Bunların okunması, bulundurulması yasaklandırılmıştır.
Bu gördüğünüz isimlerden başka öldürülen daha
birçok isim var; Mömin Osmanov, Rahmet Mecidi, Kurban
Beregin, Atacan Haşimov, Ziya Saidov, Umurcan İsmailov, Azam
Eyüpov, Maşrık Yunusov, Uygun, Hamit Alimcan, Aydın Sabirova,
Sencer Sıddıkov, Hüseyn Şems, Osman Nasır, Aydın, Ankabay
Hüdayvahidov, Gazi Âlim gibi birçok şair halk düşmanı ilan
edilerek öldürülüyorlar. Halid Said Hocayev bir Özbek asıllı
türkologdur. Hocayev bir Türkolog olduğu için aynı şekilde
cezalandırılıyor, öldürülüyor. Tabi bu Sovyet coğrafyası
içerisinde bir yerde sakıncalı görünen insanlar diğer bir
tarafa sürülüyor. Azerbaycan’dakiler Türkmenistan’a
gönderiliyor, Özbekistan’dakiler Azerbaycan’a geliyor,
Kırım’daki başka bir yere gönderiliyor.

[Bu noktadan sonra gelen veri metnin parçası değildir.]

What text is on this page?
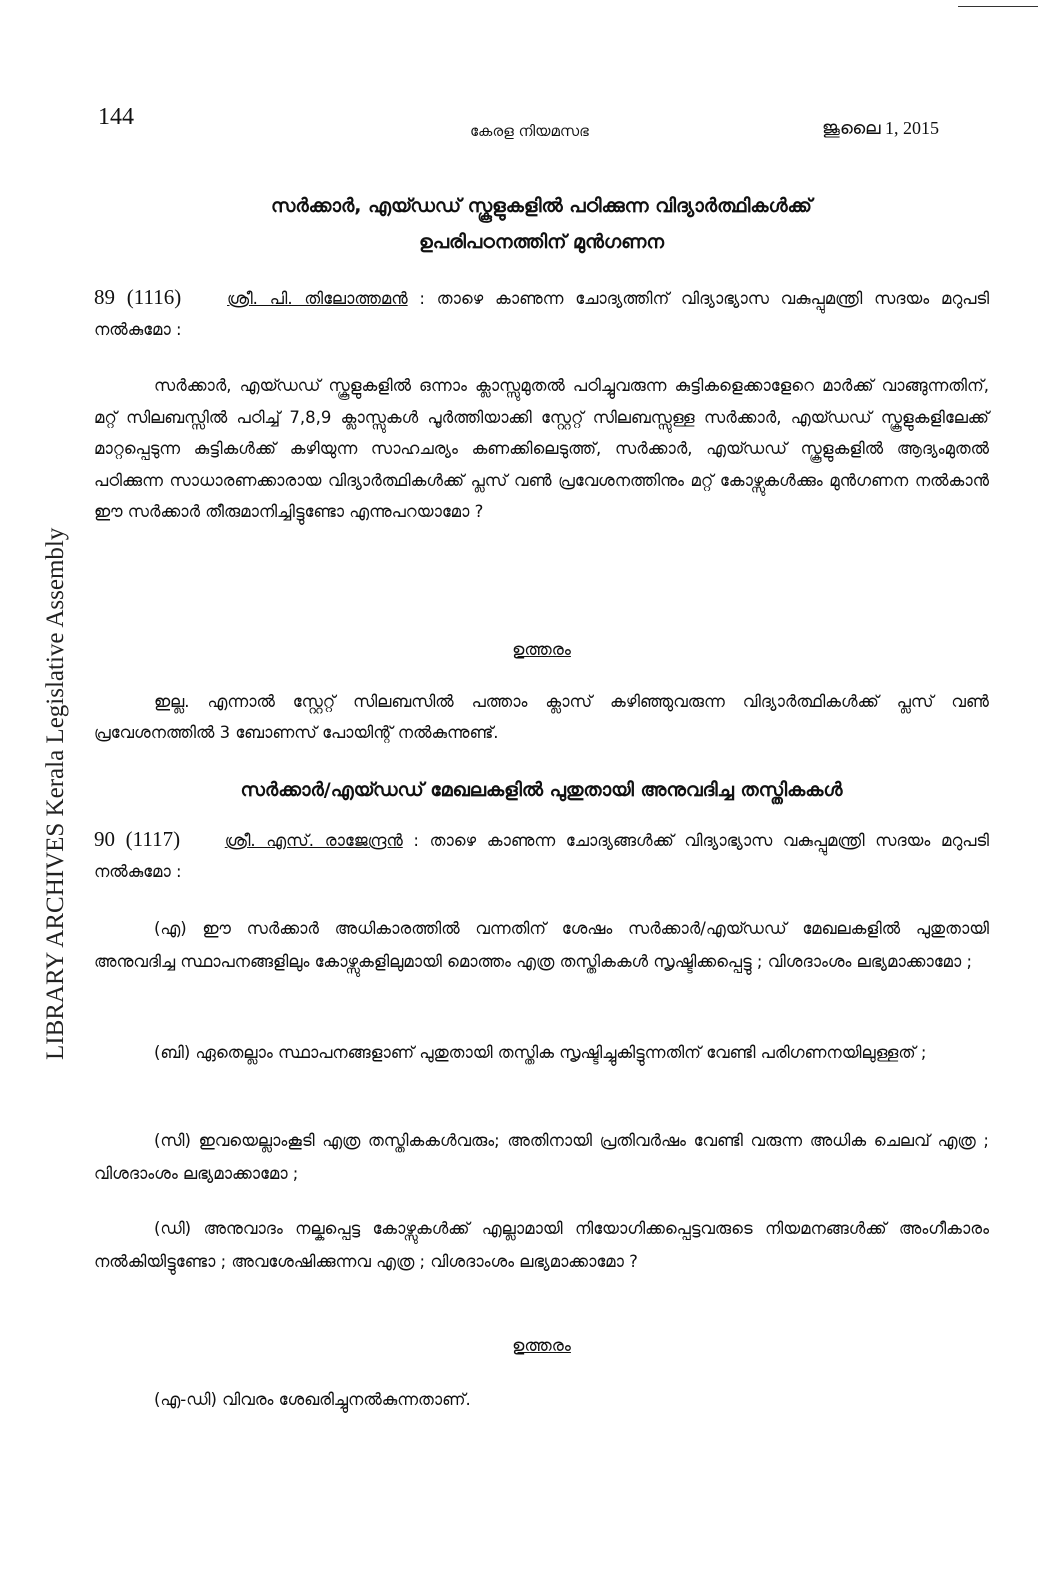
LIBRARY ARCHIVES Kerala Legislative Assembly
144
കേരള നിയമസഭ	ജൂലൈ 1, 2015
സർക്കാർ, എയ്ഡഡ് സ്കൂളുകളിൽ പഠിക്കുന്ന വിദ്യാർത്ഥികൾക്ക്
ഉപരിപഠനത്തിന് മുൻഗണന
89 (1116)	ശ്രീ. പി. തിലോത്തമൻ : താഴെ കാണുന്ന ചോദ്യത്തിന് വിദ്യാഭ്യാസ വകുപ്പുമന്ത്രി സദയം മറുപടി നൽകുമോ :
സർക്കാർ, എയ്ഡഡ് സ്കൂളുകളിൽ ഒന്നാം ക്ലാസ്സുമുതൽ പഠിച്ചുവരുന്ന കുട്ടികളെക്കാളേറെ മാർക്ക് വാങ്ങുന്നതിന്, മറ്റ് സിലബസ്സിൽ പഠിച്ച് 7,8,9 ക്ലാസ്സുകൾ പൂർത്തിയാക്കി സ്റ്റേറ്റ് സിലബസ്സുള്ള സർക്കാർ, എയ്ഡഡ് സ്കൂളുകളിലേക്ക് മാറ്റപ്പെടുന്ന കുട്ടികൾക്ക് കഴിയുന്ന സാഹചര്യം കണക്കിലെടുത്ത്, സർക്കാർ, എയ്ഡഡ് സ്കൂളുകളിൽ ആദ്യംമുതൽ പഠിക്കുന്ന സാധാരണക്കാരായ വിദ്യാർത്ഥികൾക്ക് പ്ലസ് വൺ പ്രവേശനത്തിനും മറ്റ് കോഴ്സുകൾക്കും മുൻഗണന നൽകാൻ ഈ സർക്കാർ തീരുമാനിച്ചിട്ടുണ്ടോ എന്നുപറയാമോ ?
ഉത്തരം
ഇല്ല. എന്നാൽ സ്റ്റേറ്റ് സിലബസിൽ പത്താം ക്ലാസ് കഴിഞ്ഞുവരുന്ന വിദ്യാർത്ഥികൾക്ക് പ്ലസ് വൺ പ്രവേശനത്തിൽ 3 ബോണസ് പോയിന്റ് നൽകുന്നുണ്ട്.
സർക്കാർ/എയ്ഡഡ് മേഖലകളിൽ പുതുതായി അനുവദിച്ച തസ്തികകൾ
90 (1117)	ശ്രീ. എസ്. രാജേന്ദ്രൻ : താഴെ കാണുന്ന ചോദ്യങ്ങൾക്ക് വിദ്യാഭ്യാസ വകുപ്പുമന്ത്രി സദയം മറുപടി നൽകുമോ :
(എ) ഈ സർക്കാർ അധികാരത്തിൽ വന്നതിന് ശേഷം സർക്കാർ/എയ്ഡഡ് മേഖലകളിൽ പുതുതായി അനുവദിച്ച സ്ഥാപനങ്ങളിലും കോഴ്സുകളിലുമായി മൊത്തം എത്ര തസ്തികകൾ സൃഷ്ടിക്കപ്പെട്ടു ; വിശദാംശം ലഭ്യമാക്കാമോ ;
(ബി) ഏതെല്ലാം സ്ഥാപനങ്ങളാണ് പുതുതായി തസ്തിക സൃഷ്ടിച്ചുകിട്ടുന്നതിന് വേണ്ടി പരിഗണനയിലുള്ളത് ;
(സി) ഇവയെല്ലാംകൂടി എത്ര തസ്തികകൾവരും; അതിനായി പ്രതിവർഷം വേണ്ടി വരുന്ന അധിക ചെലവ് എത്ര ; വിശദാംശം ലഭ്യമാക്കാമോ ;
(ഡി) അനുവാദം നല്കപ്പെട്ട കോഴ്സുകൾക്ക് എല്ലാമായി നിയോഗിക്കപ്പെട്ടവരുടെ നിയമനങ്ങൾക്ക് അംഗീകാരം നൽകിയിട്ടുണ്ടോ ; അവശേഷിക്കുന്നവ എത്ര ; വിശദാംശം ലഭ്യമാക്കാമോ ?
ഉത്തരം
(എ-ഡി) വിവരം ശേഖരിച്ചുനൽകുന്നതാണ്.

Bu sürekli böyle.
Halid Said Hocayev pantürkist olmakla suçlanıyor ve
Azerbaycan’a gönderiliyor. 4 Haziran 1937 tarihinde
tutuklanıyor. 12 Ekim 1937’de öldürülüyor. Halid Said
Hocayev’in davası 1957 yılında tekrar açılır, suçsuz
olduğuna karar verilir ve itibarı iade edilir.
Stalin öldükten sonra, özellikle 1956
yılından sonra Kruşçev döneminde, Stalin döneminde yanlış
uygulamaların, yanlış yargılamaların ve haksız cezaların
yapıldığını ifade ediliyor. Komünist partisinin 20.
kongresinde Kruşçev bir konuşma yapıyor ve diyor ki suçsuz
yere cezalandırılan insanların davaları yeniden görülmeli,
müracaat ettikleri halde davaları yeniden görülecek ve
suçsuz olanların itibarları iade edilecektir.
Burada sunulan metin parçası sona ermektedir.